India, the fifth largest producer of e-waste, is likely to generate 52 lakh metric tonnes of electronic waste by 2020 from the current level of 18 lakh metric tonnes, according to a study.
India’s e-waste is growing at 30 per cent per annum, an Assocham-cKinetics study said.
The global volume of e-waste generated is expected to reach 130 million tonnes (MT) in 2018 from 93.5 MT in 2016 at a compound annual growth rate of 17.6 per cent from 2016 to 2018, it said.
“As Indians become richer and spend more on electronic items and appliances, computer equipment accounts for almost 70 per cent of e-waste material followed by telecommunication equipment (12per cent), electrical equipment (8per cent) and medical equipment (7 per cent),” the study said.
Other equipment, including household e-waste account for the remaining 4 per cent, it added.

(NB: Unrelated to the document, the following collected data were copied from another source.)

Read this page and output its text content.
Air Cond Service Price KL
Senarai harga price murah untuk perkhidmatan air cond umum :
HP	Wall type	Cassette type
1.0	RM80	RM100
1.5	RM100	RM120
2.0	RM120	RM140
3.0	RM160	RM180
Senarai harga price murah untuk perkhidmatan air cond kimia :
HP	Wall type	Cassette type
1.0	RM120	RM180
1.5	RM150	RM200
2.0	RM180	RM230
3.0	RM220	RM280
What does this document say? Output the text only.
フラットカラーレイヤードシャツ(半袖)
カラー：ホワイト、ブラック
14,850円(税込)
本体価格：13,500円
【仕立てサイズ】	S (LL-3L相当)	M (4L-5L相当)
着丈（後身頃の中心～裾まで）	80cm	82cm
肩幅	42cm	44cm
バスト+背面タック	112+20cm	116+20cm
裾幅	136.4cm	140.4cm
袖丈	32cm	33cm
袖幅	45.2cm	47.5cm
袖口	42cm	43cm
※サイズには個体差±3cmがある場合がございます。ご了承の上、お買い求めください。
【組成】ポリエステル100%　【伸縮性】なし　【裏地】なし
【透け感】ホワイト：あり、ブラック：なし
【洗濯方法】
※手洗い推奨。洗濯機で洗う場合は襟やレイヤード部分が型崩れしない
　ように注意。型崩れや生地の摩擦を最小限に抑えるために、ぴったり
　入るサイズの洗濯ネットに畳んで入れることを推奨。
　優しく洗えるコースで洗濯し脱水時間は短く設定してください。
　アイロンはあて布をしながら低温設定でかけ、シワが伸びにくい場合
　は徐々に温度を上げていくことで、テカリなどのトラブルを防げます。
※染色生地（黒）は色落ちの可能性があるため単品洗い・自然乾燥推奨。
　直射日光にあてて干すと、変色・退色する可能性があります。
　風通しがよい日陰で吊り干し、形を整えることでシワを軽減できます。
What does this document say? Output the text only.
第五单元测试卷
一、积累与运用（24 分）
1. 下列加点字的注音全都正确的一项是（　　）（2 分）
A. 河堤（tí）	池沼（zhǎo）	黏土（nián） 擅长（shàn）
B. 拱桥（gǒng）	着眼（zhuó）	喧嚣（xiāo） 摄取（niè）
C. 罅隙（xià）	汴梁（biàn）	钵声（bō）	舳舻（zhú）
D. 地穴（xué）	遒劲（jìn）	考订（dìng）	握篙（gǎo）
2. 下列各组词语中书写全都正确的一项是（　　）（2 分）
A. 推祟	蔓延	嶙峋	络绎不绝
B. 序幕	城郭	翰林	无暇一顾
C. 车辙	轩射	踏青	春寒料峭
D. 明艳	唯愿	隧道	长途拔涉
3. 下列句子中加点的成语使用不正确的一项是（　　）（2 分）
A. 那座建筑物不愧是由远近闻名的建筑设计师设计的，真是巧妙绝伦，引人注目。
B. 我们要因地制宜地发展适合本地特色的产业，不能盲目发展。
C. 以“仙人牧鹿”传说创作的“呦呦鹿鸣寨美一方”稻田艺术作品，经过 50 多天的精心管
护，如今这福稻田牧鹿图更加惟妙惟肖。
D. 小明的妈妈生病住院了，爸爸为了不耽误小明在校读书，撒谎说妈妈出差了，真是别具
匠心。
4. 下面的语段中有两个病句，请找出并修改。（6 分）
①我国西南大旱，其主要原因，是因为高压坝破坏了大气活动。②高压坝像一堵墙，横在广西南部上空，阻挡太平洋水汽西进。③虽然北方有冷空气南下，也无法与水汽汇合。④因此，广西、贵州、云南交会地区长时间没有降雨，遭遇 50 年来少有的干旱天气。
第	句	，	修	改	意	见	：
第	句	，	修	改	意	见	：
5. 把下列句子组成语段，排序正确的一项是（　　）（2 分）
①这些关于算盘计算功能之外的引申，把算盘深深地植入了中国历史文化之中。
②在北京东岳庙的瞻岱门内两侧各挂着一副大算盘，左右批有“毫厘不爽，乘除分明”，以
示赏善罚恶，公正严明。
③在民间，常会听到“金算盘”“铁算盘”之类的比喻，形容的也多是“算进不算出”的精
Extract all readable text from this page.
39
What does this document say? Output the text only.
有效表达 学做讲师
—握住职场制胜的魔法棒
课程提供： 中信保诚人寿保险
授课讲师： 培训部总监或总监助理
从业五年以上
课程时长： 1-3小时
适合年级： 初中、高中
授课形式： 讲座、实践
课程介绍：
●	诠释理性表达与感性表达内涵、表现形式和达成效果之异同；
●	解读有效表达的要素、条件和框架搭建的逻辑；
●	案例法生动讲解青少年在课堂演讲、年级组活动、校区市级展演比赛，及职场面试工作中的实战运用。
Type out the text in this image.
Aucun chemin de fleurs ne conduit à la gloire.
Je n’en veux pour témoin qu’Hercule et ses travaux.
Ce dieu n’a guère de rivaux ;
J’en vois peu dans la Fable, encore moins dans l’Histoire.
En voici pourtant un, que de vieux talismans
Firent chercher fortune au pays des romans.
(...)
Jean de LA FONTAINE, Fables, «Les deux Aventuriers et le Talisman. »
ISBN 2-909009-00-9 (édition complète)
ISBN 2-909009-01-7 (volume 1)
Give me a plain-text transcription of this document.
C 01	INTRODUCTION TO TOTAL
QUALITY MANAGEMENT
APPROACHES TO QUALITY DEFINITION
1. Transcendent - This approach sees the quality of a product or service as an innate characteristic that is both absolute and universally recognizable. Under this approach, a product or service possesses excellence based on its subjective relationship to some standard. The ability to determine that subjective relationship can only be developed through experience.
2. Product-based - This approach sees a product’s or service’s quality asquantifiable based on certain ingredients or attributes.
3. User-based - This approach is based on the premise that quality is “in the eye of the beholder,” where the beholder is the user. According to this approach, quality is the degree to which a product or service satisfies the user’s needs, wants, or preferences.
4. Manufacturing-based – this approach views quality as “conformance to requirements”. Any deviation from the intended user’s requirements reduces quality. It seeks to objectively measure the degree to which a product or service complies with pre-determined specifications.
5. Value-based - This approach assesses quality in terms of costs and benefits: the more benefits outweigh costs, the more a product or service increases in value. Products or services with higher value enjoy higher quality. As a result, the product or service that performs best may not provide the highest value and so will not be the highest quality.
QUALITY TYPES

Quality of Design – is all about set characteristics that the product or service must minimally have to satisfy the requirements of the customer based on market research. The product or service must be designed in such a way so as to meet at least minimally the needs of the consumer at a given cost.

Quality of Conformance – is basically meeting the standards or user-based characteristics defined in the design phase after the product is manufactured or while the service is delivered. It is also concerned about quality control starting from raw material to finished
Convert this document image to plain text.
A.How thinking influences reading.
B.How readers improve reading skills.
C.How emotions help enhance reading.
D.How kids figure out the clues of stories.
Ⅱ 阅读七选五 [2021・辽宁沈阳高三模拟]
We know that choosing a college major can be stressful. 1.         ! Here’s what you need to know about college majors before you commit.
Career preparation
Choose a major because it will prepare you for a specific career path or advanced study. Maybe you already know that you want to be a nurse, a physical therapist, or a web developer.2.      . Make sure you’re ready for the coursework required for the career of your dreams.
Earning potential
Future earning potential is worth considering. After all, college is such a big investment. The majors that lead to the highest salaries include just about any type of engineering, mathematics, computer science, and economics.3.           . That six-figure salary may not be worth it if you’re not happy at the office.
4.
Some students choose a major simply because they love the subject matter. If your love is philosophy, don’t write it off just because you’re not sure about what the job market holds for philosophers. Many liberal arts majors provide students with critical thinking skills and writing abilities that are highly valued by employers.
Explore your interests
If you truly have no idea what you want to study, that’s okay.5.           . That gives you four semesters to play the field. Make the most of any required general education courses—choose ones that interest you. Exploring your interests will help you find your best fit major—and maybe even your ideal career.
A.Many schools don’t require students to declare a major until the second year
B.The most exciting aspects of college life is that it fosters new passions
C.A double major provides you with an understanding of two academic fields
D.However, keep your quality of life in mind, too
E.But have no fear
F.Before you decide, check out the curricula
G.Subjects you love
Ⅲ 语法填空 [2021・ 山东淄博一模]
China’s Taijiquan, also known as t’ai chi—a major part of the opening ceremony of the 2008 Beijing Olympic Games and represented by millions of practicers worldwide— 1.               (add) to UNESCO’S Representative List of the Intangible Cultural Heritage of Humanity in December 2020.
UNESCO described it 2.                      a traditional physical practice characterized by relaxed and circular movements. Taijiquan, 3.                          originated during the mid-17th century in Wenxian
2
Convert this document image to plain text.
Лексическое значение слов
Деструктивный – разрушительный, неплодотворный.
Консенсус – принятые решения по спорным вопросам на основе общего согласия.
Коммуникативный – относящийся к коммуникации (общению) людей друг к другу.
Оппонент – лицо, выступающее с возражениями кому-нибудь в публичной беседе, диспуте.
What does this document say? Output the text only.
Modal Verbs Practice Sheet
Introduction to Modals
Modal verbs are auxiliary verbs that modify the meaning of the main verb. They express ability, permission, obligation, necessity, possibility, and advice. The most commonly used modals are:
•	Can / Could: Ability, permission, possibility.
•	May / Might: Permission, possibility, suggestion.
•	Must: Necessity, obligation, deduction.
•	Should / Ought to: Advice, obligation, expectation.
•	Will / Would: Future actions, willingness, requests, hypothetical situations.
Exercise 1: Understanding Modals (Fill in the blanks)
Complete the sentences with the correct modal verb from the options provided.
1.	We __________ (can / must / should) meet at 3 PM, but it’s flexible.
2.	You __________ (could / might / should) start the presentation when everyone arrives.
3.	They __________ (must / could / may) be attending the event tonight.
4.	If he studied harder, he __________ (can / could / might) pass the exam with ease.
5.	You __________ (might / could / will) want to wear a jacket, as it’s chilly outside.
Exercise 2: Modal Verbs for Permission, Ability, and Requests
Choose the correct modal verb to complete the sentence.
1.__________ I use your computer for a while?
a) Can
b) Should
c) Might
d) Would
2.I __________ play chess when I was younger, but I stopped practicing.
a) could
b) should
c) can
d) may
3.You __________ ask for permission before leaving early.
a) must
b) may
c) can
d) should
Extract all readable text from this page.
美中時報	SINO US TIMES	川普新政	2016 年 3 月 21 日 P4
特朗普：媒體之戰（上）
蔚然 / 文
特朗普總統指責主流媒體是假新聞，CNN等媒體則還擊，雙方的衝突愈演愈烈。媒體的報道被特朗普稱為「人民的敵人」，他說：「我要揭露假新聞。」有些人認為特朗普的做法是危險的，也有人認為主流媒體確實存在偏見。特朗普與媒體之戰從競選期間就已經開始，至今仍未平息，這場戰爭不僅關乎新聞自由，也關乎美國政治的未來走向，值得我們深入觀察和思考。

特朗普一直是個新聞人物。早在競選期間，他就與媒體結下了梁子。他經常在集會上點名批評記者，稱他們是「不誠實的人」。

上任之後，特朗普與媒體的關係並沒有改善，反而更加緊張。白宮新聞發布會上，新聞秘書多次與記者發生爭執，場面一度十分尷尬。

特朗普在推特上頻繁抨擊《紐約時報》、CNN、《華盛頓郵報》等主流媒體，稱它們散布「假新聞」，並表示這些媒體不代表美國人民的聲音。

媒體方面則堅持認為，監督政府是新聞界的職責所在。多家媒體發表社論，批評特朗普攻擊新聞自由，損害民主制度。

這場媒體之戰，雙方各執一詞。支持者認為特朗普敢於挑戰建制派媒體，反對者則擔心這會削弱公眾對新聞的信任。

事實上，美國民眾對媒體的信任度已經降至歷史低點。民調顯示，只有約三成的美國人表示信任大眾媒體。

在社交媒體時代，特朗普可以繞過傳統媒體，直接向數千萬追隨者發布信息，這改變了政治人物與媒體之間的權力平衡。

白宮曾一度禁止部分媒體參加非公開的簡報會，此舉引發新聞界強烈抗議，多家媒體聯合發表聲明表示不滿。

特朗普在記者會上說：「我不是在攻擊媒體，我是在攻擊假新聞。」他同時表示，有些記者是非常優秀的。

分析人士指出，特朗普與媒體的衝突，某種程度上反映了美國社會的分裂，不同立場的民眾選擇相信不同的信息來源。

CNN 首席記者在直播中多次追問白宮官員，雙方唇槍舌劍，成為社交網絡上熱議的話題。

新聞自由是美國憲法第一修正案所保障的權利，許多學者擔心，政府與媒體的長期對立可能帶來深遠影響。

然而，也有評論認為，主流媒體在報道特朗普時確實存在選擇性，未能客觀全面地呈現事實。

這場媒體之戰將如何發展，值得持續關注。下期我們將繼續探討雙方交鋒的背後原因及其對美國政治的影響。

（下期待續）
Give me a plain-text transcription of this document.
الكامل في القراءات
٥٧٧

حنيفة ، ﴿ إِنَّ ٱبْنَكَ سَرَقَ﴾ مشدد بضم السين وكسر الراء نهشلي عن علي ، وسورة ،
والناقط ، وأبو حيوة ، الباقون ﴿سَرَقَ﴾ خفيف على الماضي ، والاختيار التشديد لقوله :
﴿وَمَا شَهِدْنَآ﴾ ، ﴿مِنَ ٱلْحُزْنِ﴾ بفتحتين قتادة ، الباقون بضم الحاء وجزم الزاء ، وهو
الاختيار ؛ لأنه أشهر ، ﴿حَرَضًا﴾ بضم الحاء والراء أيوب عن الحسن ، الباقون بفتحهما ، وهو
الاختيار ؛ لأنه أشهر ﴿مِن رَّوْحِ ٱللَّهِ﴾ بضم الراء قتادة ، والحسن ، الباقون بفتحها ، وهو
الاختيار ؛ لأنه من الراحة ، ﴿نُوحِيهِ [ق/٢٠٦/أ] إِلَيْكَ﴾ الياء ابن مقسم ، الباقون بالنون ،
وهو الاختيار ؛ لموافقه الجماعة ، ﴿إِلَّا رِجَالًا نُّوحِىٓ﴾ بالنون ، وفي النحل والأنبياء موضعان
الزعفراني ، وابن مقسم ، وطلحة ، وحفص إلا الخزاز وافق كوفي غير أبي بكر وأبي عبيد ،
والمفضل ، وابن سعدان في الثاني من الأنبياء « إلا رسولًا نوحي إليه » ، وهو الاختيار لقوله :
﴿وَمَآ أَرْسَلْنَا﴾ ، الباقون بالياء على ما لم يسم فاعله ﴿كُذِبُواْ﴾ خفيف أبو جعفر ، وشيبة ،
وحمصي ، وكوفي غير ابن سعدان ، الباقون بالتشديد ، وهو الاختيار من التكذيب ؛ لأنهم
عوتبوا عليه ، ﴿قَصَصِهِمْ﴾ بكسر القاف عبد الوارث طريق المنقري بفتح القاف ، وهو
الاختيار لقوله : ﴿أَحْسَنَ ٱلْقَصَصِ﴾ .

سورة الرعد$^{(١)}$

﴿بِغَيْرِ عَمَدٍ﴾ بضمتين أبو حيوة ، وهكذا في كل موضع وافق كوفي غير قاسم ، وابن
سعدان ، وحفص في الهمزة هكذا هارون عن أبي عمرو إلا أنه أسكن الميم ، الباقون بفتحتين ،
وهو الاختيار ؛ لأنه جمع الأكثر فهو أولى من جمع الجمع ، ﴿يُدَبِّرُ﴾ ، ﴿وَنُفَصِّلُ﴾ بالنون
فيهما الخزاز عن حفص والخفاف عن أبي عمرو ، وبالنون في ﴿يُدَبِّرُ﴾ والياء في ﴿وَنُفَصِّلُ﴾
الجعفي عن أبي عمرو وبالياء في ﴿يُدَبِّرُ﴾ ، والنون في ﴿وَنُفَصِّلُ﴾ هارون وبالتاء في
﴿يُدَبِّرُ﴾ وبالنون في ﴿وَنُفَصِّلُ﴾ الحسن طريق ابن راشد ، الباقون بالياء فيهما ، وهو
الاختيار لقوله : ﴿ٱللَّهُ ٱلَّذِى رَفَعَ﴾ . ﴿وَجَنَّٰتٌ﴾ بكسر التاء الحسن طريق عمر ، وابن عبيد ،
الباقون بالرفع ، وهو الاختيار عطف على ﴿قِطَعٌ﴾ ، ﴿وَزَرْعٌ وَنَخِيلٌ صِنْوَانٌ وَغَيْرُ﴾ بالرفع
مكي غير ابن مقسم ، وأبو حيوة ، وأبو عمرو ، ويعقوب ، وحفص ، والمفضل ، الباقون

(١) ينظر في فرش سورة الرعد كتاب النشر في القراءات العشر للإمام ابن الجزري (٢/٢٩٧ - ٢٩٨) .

It noted that only 1.5 per cent of country’s total e-waste gets recycled due to poor infrastructure, legislation and framework.
“Over 95 per cent of e-waste generated is managed by the unorganised sector and scrap dealers in this market,” the study said.
E-waste typically includes discarded computer monitors, motherboards, cathode ray tubes (CRT), printed circuit board (PCB), mobile phones and chargers, compact discs, headphones, white goods such as liquid crystal displays/plasma televisions, air conditioners, refrigerators and so on.
It observed that computers, televisions and mobile phones are most dangerous because they have high levels of lead, mercury and cadmium and are discarded more since they have short life-spans.
The study revealed that the main sources of electronic waste in India are the government, public and private (industrial) sectors, which account for almost 75 per cent of total waste generation.
The contribution of individual households is relatively small at about 16 per cent, the rest being contributed by manufacturers.
Though individual households are not large contributors to waste generated by computers, they consume large quantities of consumer durables and are, therefore, potential creators of waste, it said.
“E-waste accounts for approximately 40 per cent of the lead and 70 per cent of heavy metals found in landfills. These pollutants lead to ground water and air pollution and soil acidification.”
High and prolonged exposure to these chemicals or pollutants emitted during unsafe e-waste recycling leads to damage of nervous systems, blood systems, kidneys and brain development, respiratory disorders, skin disorders, lung cancer, bronchitis, heart, liver, and spleen damage, it said.
It noted that about two-thirds of e-waste workers in India are suffering from respiratory ailments like breathing difficulties, irritation, coughing and choking.